I’d never been to the park before. It’s a lot smaller than I thought from watching the video she shot during the launch. It’s a long, thin strip of land that runs from the north side of town out to the coast. Viewed from the town side, it points directly at the distant Launch Complex 39 and the VAB. The neatly-kept walkway is populated with various memorials to America’s astronauts and space missions, including a very nice memorial to the Gemini program just yards from the sea shore.

On the day of Atlantis’ launch, it was packed with thousands of people who had come down to the coast to watch one of America’s final shuttle launches. Last Saturday, there were six people at the park: Four members of my family and two drunks trying to bum lights for their smokes from the shade of a picnic shelter. Three more drunks were fishing from the far end of the pier at nearby Veterans Park (which includes the Project Mercury memorial) until one of them toppled into the ocean.

That sort of sums up America’s interest in space exploration and science very neatly, doesn’t it? When something ‘big’ is happening, tens of thousands turn up. The rest of the time it’s a neatly-kept facade that looks a little run down but still gets a lot of respect from a few Average Joes who remember better days — even though the people really in charge are basically a bunch of drunks lolling around cussing and falling into the smelly, mucky coastal flats.

Of course, we are the Nation of Short Attention Spans. Hundreds of millions watched Apollo 11. Hundreds of thousands watched Apollo 12. The TV networks cancelled the prime-time broadcast from Apollo 13.

If you paid attention to the Great Space Race back in the 60s and 70s, then you remember the vision promoted by all of the Big Corporate Space Vendors. There were books, fliers, pamphlets, film shorts and major motion pictures stuffed with space stations, moon shuttles, hydroponic domes and moon bases. Thousands of Average Joes living and working in space and on the moon, using science and technology to build a better world.

‘They’ promised us moonbases and what we got instead was a flock of dithering political hacks who can’t even pronouce “ineptitude”, let alone spell it.

But I digress.

Even when it wasn’t beat to crap by major road construction, downtown Titusville was getting a bit dusty and seedy. Saturday afternoon downtown was very quiet — no foot traffic, only a few optimistic businesses open and most of the place looking like it had just received a fresh blast from the sugar sand cannon. So much for Spaceport America.

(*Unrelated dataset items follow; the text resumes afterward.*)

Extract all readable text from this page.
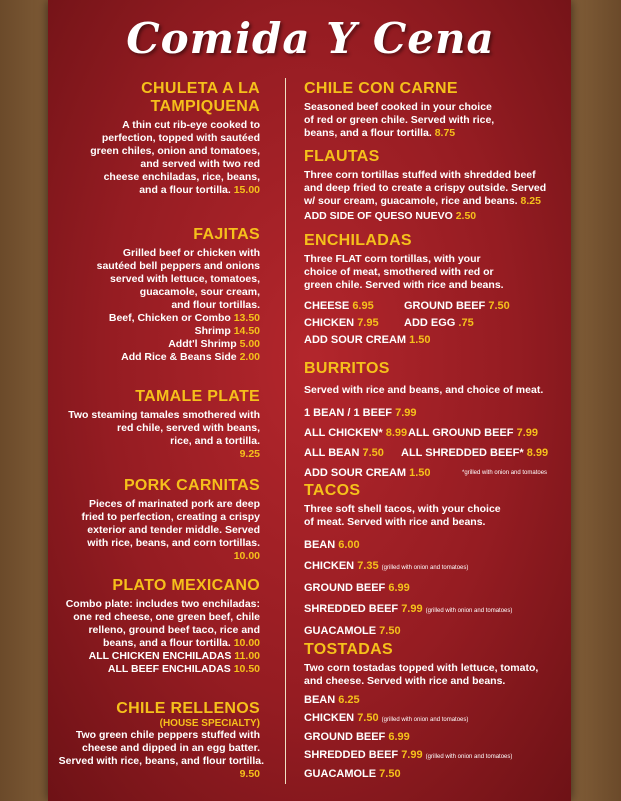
Comida Y Cena
CHULETA A LA
TAMPIQUENA
A thin cut rib-eye cooked to
perfection, topped with sautéed
green chiles, onion and tomatoes,
and served with two red
cheese enchiladas, rice, beans,
and a flour tortilla. 15.00
FAJITAS
Grilled beef or chicken with
sautéed bell peppers and onions
served with lettuce, tomatoes,
guacamole, sour cream,
and flour tortillas.
Beef, Chicken or Combo 13.50
Shrimp 14.50
Addt'l Shrimp 5.00
Add Rice & Beans Side 2.00
TAMALE PLATE
Two steaming tamales smothered with
red chile, served with beans,
rice, and a tortilla.
9.25
PORK CARNITAS
Pieces of marinated pork are deep
fried to perfection, creating a crispy
exterior and tender middle. Served
with rice, beans, and corn tortillas.
10.00
PLATO MEXICANO
Combo plate: includes two enchiladas:
one red cheese, one green beef, chile
relleno, ground beef taco, rice and
beans, and a flour tortilla. 10.00
ALL CHICKEN ENCHILADAS 11.00
ALL BEEF ENCHILADAS 10.50
CHILE RELLENOS
(HOUSE SPECIALTY)
Two green chile peppers stuffed with
cheese and dipped in an egg batter.
Served with rice, beans, and flour tortilla.
9.50
CHILE CON CARNE
Seasoned beef cooked in your choice
of red or green chile. Served with rice,
beans, and a flour tortilla. 8.75
FLAUTAS
Three corn tortillas stuffed with shredded beef
and deep fried to create a crispy outside. Served
w/ sour cream, guacamole, rice and beans. 8.25
ADD SIDE OF QUESO NUEVO 2.50
ENCHILADAS
Three FLAT corn tortillas, with your
choice of meat, smothered with red or
green chile. Served with rice and beans.
CHEESE 6.95	GROUND BEEF 7.50
CHICKEN 7.95	ADD EGG .75
ADD SOUR CREAM 1.50
BURRITOS
Served with rice and beans, and choice of meat.
1 BEAN / 1 BEEF 7.99
ALL CHICKEN* 8.99 ALL GROUND BEEF 7.99
ALL BEAN 7.50	ALL SHREDDED BEEF* 8.99
ADD SOUR CREAM 1.50	*grilled with onion and tomatoes
TACOS
Three soft shell tacos, with your choice
of meat. Served with rice and beans.
BEAN 6.00
CHICKEN 7.35 (grilled with onion and tomatoes)
GROUND BEEF 6.99
SHREDDED BEEF 7.99 (grilled with onion and tomatoes)
GUACAMOLE 7.50
TOSTADAS
Two corn tostadas topped with lettuce, tomato,
and cheese. Served with rice and beans.
BEAN 6.25
CHICKEN 7.50 (grilled with onion and tomatoes)
GROUND BEEF 6.99
SHREDDED BEEF 7.99 (grilled with onion and tomatoes)
GUACAMOLE 7.50
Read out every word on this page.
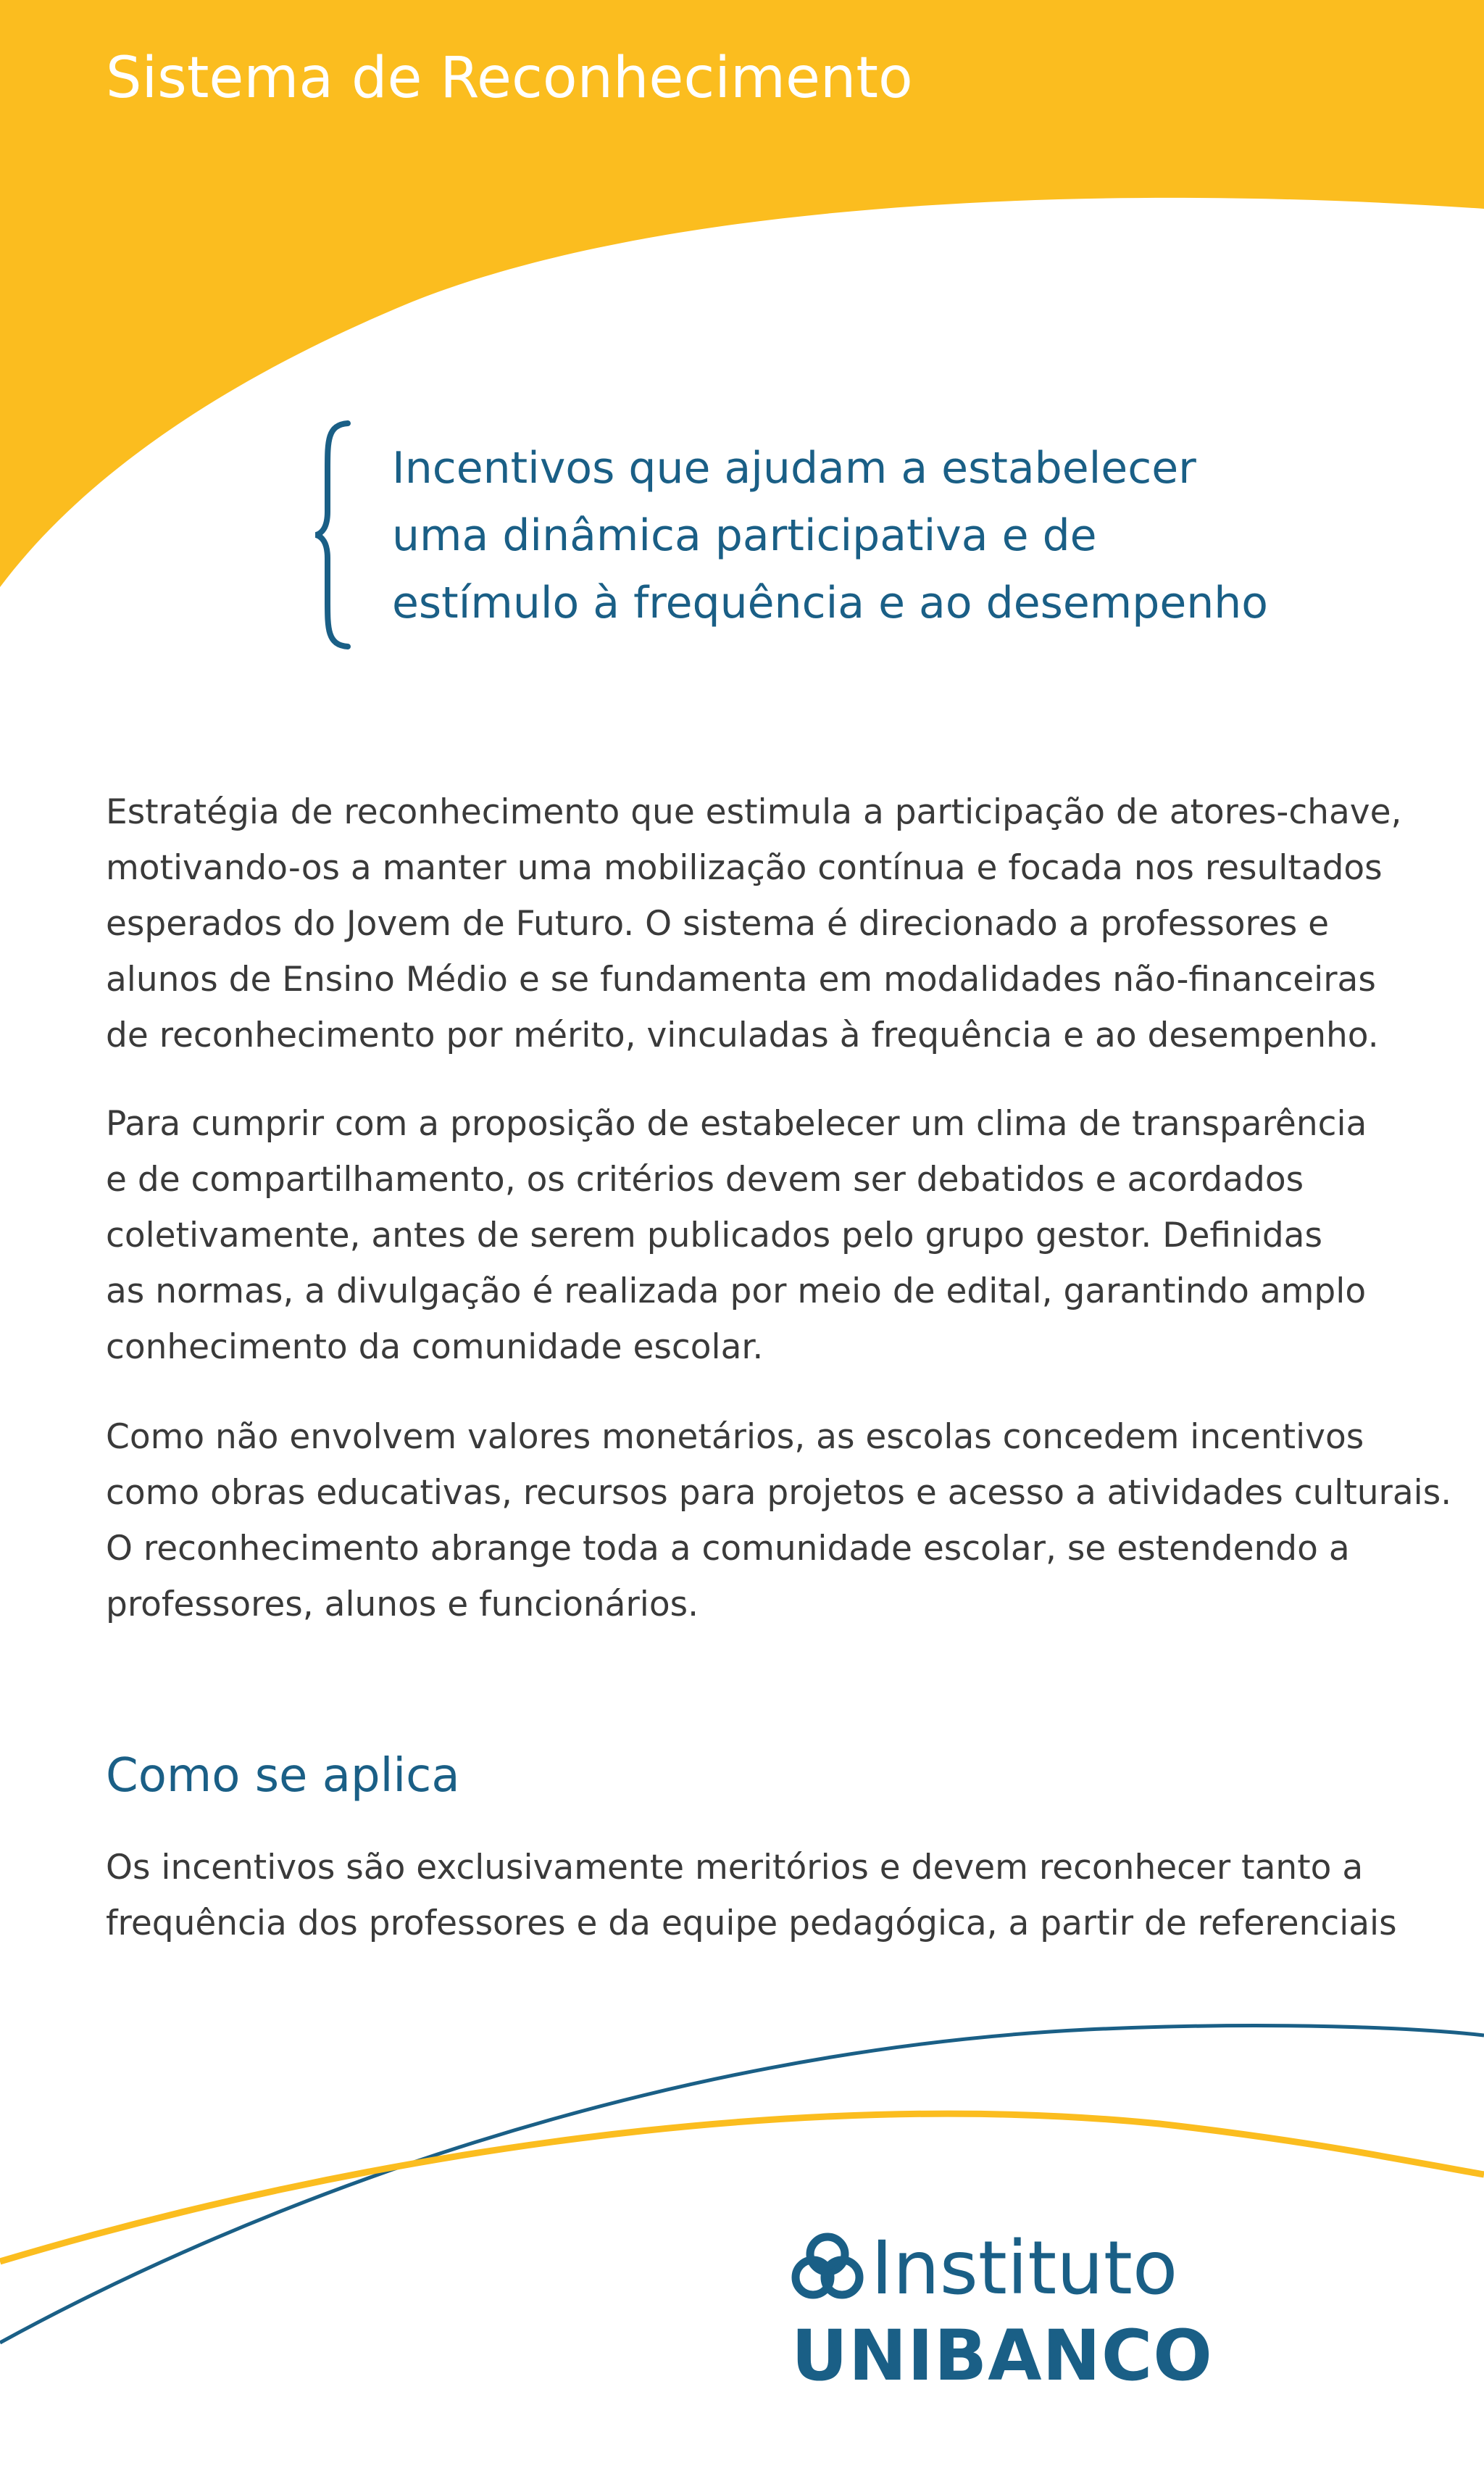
Sistema de Reconhecimento
Incentivos que ajudam a estabelecer
uma dinâmica participativa e de
estímulo à frequência e ao desempenho
Estratégia de reconhecimento que estimula a participação de atores-chave,
motivando-os a manter uma mobilização contínua e focada nos resultados
esperados do Jovem de Futuro. O sistema é direcionado a professores e
alunos de Ensino Médio e se fundamenta em modalidades não-financeiras
de reconhecimento por mérito, vinculadas à frequência e ao desempenho.
Para cumprir com a proposição de estabelecer um clima de transparência
e de compartilhamento, os critérios devem ser debatidos e acordados
coletivamente, antes de serem publicados pelo grupo gestor. Definidas
as normas, a divulgação é realizada por meio de edital, garantindo amplo
conhecimento da comunidade escolar.
Como não envolvem valores monetários, as escolas concedem incentivos
como obras educativas, recursos para projetos e acesso a atividades culturais.
O reconhecimento abrange toda a comunidade escolar, se estendendo a
professores, alunos e funcionários.
Como se aplica
Os incentivos são exclusivamente meritórios e devem reconhecer tanto a
frequência dos professores e da equipe pedagógica, a partir de referenciais
Instituto
UNIBANCO
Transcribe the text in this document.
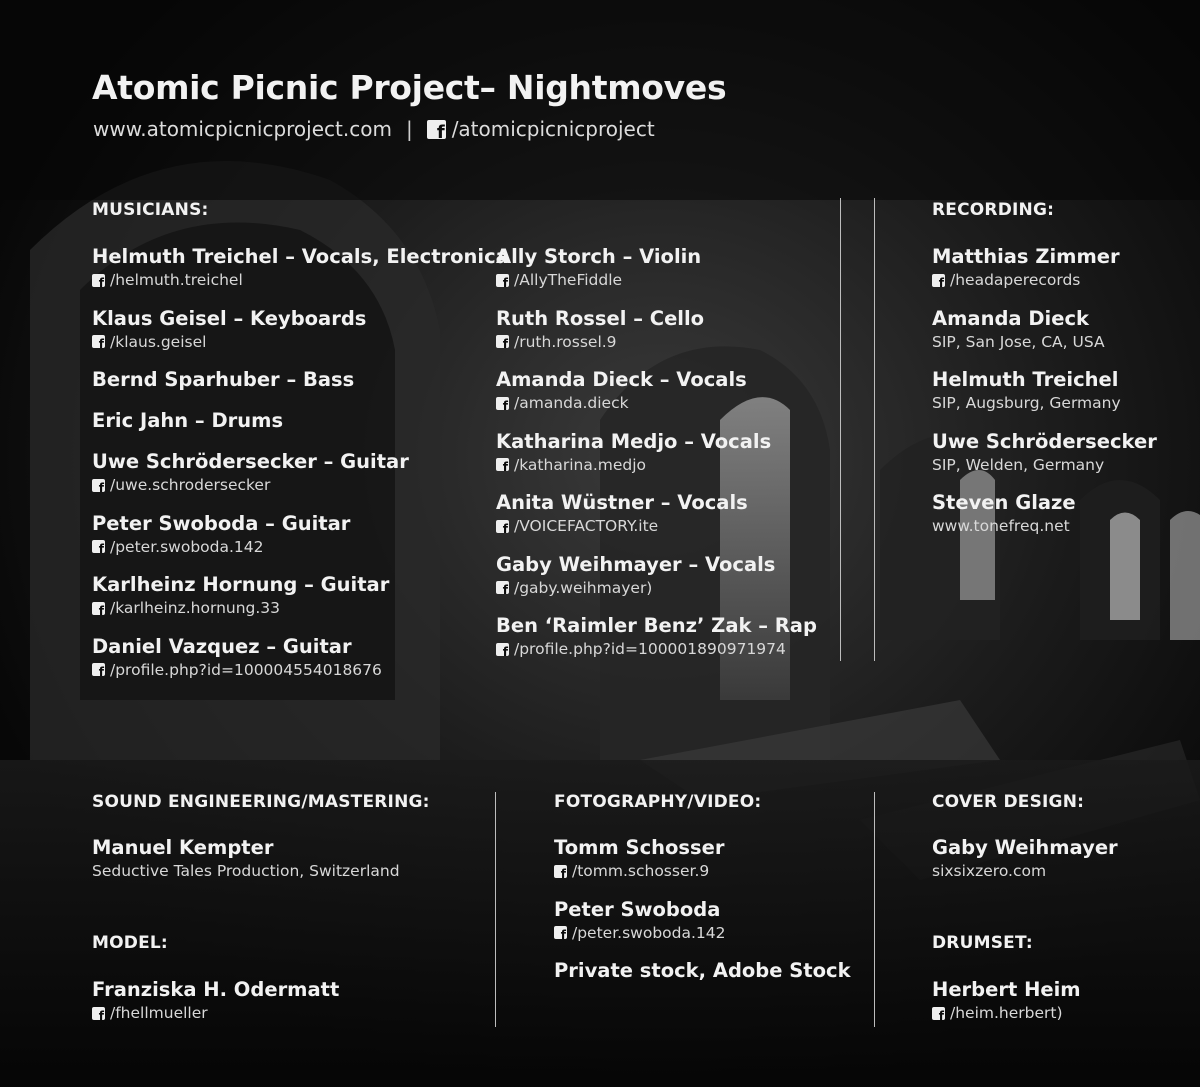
Atomic Picnic Project– Nightmoves
www.atomicpicnicproject.com |
f /atomicpicnicproject
MUSICIANS:
Helmuth Treichel – Vocals, Electronica
f
/helmuth.treichel
Klaus Geisel – Keyboards
f
/klaus.geisel
Bernd Sparhuber – Bass
Eric Jahn – Drums
Uwe Schrödersecker – Guitar
f
/uwe.schrodersecker
Peter Swoboda – Guitar
f
/peter.swoboda.142
Karlheinz Hornung – Guitar
f
/karlheinz.hornung.33
Daniel Vazquez – Guitar
f
/profile.php?id=100004554018676
Ally Storch – Violin
f
/AllyTheFiddle
Ruth Rossel – Cello
f
/ruth.rossel.9
Amanda Dieck – Vocals
f
/amanda.dieck
Katharina Medjo – Vocals
f
/katharina.medjo
Anita Wüstner – Vocals
f
/VOICEFACTORY.ite
Gaby Weihmayer – Vocals
f
/gaby.weihmayer)
Ben ‘Raimler Benz’ Zak – Rap
f
/profile.php?id=100001890971974
RECORDING:
Matthias Zimmer
f
/headaperecords
Amanda Dieck
SIP, San Jose, CA, USA
Helmuth Treichel
SIP, Augsburg, Germany
Uwe Schrödersecker
SIP, Welden, Germany
Steven Glaze
www.tonefreq.net
SOUND ENGINEERING/MASTERING:
Manuel Kempter
Seductive Tales Production, Switzerland
MODEL:
Franziska H. Odermatt
f
/fhellmueller
FOTOGRAPHY/VIDEO:
Tomm Schosser
f
/tomm.schosser.9
Peter Swoboda
f
/peter.swoboda.142
Private stock, Adobe Stock
COVER DESIGN:
Gaby Weihmayer
sixsixzero.com
DRUMSET:
Herbert Heim
f
/heim.herbert)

Across the bridge and on into the space center, things are only a little better. The Visitors Center has some great ‘content’ — don’t get me wrong — but a bunch of it isn’t quite up on current events. There’s a lot of ‘flying Constellation back to the moon” action going on. Understandable, to an extent, but even that’s a bit aggravating because I was never a big fan of the space program reaching for something it’s already grasped.

The Astronaut Hall of Fame is an interesting mix of Space Memorial and Science Museum. Or at least it used to be. On this visit I couldn’t help but notice that more than half the ‘simulators’ had fallen into disrepair and no longer worked and that one of the main theaters was suffering an air conditioning failure. Most of the visitors in the place were foreign tourists, so I  wondered what they thought about the current state of America’s space program.

It also didn’t escape my notice that the indoor gun range at the Police Hall of Fame across the street had about three times as many ‘customers’ as the Astronaut Hall of Fame. It has a cool armored car parked out front, though.